I’m not much on New Years celebrations. I’m not much for that kind of a party. I never was much of a drinker and since I experienced heart arrhythmia and learned that alcohol can be a trigger for atrial fibrillation, I decided to forgo alcohol. Parties where people drank excessively never were a place that I enjoyed. I’m no evangelist about alcohol consumption. There are a lot of people who drink responsibly and who host events where alcohol is served that put no pressure on those who choose not to drink. Unlike my teetotaling forebears, I don’t think that everyone needs to avoid it. One thing that we learned from prohibition is that society’s ills were not solved by a total ban on the sale and consumption of alcohol.

Our preferred way to recognize New Years is to greet our friends and neighbors with best wishes, to have a family dinner where we all state some of things for which we are grateful, and to enjoy our time together.
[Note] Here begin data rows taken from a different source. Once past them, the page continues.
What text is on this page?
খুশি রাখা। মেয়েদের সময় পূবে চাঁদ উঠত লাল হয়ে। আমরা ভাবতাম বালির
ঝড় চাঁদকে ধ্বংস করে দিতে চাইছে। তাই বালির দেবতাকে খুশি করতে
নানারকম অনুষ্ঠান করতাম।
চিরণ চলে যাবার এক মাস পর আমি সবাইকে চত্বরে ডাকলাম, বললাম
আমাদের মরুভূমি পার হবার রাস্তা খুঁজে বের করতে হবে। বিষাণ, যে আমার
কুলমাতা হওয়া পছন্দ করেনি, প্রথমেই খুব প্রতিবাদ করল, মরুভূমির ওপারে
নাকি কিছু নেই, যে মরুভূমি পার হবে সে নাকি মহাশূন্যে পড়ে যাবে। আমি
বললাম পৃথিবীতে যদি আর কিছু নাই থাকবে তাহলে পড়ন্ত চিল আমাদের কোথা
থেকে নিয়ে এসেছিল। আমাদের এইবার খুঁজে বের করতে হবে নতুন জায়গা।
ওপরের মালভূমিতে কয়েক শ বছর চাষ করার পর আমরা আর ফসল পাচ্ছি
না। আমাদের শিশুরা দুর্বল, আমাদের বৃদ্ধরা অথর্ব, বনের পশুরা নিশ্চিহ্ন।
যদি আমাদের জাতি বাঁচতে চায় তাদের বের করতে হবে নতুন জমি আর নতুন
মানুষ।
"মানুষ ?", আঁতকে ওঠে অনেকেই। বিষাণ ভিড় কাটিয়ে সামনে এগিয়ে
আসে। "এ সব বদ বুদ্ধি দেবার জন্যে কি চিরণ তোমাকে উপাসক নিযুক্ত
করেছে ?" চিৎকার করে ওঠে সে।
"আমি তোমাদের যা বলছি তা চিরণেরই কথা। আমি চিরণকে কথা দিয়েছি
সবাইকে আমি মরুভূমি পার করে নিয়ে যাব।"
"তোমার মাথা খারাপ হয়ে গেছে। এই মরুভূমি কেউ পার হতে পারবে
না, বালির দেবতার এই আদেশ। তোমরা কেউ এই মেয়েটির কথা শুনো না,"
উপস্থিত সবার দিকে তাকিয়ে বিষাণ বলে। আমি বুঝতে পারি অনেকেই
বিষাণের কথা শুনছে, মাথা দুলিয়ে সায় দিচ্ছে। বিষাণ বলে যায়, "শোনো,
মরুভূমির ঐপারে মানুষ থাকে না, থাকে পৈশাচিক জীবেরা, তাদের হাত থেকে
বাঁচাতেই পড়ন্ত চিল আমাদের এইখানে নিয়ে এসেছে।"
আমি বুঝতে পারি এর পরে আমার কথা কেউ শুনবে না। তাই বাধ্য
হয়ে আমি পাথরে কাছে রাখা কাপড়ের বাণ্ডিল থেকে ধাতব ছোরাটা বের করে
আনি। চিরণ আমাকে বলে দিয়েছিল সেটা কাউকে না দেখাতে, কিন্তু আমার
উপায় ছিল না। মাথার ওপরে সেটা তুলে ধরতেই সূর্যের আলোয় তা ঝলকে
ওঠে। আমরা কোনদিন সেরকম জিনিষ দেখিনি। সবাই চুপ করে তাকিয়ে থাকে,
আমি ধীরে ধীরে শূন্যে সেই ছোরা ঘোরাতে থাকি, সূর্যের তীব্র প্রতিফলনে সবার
Our plans don’t involve staying up until the clock strikes 12 and I joke about my practice of observing New Years at the stroke of midnight in Eastern Standard time, which is 9 pm here.

However, the fireworks in our neighborhood pretty much precluded being asleep at midnight unless one is used to sleeping in a war zone. I’ve never really been in a war zone, so it probably doesn’t sound at all like fireworks being blasted over the bay and the sound echoing through the neighborhood, but it is how I imagine it might sound.

I confess that I have some anxiety about the year to come. I have had my opinions, but I didn’t used to feel anxious about US presidential elections, but the election in 2000 that was determined by the Supreme Court weighing into a dispute over the recounting of ballots made it seem like the popular vote was somehow less important than I used to believe. Then another candidate who did not win the popular vote but did win the electoral college became president in 2016 with clearly-stated ambitions to imitate some of the world’s most notorious dictators. On January 6, 2021 that same candidate, after having lost the popular vote again attempted to disrupt the constitutionally mandated process of peaceful transfer of power, loyalists to that president stormed the US Capitol in an attempt to disrupt the election and subvert the process of free and fair elections. That insurrection nearly toppled constitutional government in our country.

That candidate is back for this year’s race and according to the polls, stands a good chance of once again being re-elected. The fascist rhetoric has been turned up a great deal so far with the candidate quoting Hitler in stump speeches and not shying away from the use of the term dictator.

And politics aren’t the only reason for anxiety over the year to come. The disparity of the distribution of resources that results in a small number of ultra rich people and a huge number of poor people has resulted in a housing crisis with many hard-working individuals left without homes with no way to afford simple, decent housing. Childhood poverty is on the rise around the world and in our country.

The over consumption of the earth’s resources, pollution of the water and air, and human-caused global warming have reached crisis proportions and it is possible that humans may cause the extinction of our own species as well as many others.

Of course those issues are closely tied to politics as well.

My New Year’s prayer for this world is that we all might seek “the peace that passes all understanding.” May peace come to the children of warfare and violence. May peace come to threatened and endangered species. May peace come to neighbors who disagree about politics.

Fireworks are optional. In fact at my age I prefer a year with fewer fireworks.